Physicians for Social Responsibility in Los Angeles recognized Froines and his wife Andrea Hricko in 2012 for their "courageous commitment to scientific integrity and for of increasing our understanding of the health impacts of toxic chemicals on the health of workers and communities."

In 2013, Froines was the Ramazzini Award Recipient and Lecturer for his “pioneering work the develop the federal occupational lead and cotton dust exposure standards in the United States, and his work in California that led to the recognition of diesel exhaust as a significant toxic air contaminant, preserving the health and lives of millions.” The Collegium Ramazzini in Bologna, Italy is an independent, international academy founded in 1982 of internationally renowned experts in the fields of occupational and environmental health.

== Personal life ==
Froines' first marriage was to Ann Rubio Froines.

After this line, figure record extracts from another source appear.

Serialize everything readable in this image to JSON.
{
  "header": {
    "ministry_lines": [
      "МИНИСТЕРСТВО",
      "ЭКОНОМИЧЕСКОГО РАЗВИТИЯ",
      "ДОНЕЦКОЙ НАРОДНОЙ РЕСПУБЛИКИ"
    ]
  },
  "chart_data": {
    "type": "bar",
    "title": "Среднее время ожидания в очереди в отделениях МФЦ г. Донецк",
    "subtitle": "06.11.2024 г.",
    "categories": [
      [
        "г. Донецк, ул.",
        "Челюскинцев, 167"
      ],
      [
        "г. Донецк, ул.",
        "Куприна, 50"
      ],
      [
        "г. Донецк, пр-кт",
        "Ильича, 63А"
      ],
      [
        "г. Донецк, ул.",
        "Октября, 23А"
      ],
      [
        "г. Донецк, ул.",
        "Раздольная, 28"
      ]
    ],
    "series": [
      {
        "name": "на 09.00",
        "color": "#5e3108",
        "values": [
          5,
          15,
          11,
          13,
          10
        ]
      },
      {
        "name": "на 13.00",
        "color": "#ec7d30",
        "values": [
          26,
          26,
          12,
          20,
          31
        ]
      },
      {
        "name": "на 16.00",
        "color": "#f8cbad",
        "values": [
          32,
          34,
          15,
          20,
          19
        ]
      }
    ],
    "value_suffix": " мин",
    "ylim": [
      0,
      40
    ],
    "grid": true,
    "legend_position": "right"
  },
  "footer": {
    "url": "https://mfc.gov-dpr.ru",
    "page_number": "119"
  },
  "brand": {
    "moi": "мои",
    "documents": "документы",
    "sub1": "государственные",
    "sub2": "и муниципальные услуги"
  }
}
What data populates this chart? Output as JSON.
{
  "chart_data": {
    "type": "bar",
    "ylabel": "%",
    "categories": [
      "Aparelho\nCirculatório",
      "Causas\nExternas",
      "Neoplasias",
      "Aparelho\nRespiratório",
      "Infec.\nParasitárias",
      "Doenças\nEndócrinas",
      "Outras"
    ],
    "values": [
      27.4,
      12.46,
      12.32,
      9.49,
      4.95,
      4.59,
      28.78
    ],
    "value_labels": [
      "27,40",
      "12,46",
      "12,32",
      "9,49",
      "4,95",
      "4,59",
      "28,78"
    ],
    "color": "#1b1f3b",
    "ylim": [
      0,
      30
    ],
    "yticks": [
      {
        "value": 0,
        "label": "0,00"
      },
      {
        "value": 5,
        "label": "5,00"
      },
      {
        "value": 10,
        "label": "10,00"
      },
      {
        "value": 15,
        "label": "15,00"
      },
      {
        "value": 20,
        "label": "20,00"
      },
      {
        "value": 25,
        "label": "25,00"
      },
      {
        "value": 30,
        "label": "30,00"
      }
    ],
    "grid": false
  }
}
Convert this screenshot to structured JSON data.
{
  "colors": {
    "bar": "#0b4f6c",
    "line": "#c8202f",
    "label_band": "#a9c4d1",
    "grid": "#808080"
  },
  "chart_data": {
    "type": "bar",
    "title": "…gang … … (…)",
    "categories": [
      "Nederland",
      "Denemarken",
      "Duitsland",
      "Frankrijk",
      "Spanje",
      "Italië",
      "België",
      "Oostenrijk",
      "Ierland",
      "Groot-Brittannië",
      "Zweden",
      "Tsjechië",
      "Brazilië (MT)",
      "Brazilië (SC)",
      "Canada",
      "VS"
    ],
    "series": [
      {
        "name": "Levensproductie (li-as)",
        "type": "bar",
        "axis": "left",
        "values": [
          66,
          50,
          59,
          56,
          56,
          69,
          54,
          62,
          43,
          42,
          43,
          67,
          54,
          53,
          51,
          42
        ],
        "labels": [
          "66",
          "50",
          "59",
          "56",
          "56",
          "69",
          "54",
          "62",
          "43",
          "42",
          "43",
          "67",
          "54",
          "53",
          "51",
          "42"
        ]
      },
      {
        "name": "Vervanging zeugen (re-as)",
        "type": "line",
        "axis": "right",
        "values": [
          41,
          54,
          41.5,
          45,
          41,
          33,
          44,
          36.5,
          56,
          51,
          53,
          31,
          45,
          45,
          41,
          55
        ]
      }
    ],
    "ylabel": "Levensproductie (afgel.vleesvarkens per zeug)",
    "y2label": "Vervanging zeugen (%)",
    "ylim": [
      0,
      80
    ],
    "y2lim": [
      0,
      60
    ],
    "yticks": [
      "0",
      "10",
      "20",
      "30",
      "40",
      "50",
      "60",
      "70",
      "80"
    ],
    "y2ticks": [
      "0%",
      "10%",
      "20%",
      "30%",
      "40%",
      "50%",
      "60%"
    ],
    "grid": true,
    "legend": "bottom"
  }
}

They met while they were involved in the SDS. Together, they had one child (Rebecca). They eventually divorced. He later married Andrea Hricko, and remained married to her until his death. They had one child together (Jonathan).

Froines died on July 13, 2022, at a hospital in Santa Monica, California. He was 83, and suffered from Parkinson's disease prior to his death.

==In popular culture==
- David Kagen played Froines in the 1987 film Conspiracy: The Trial of the Chicago 8.
- Froines was portrayed by Daniel Flaherty in the 2020 film The Trial of the Chicago 7.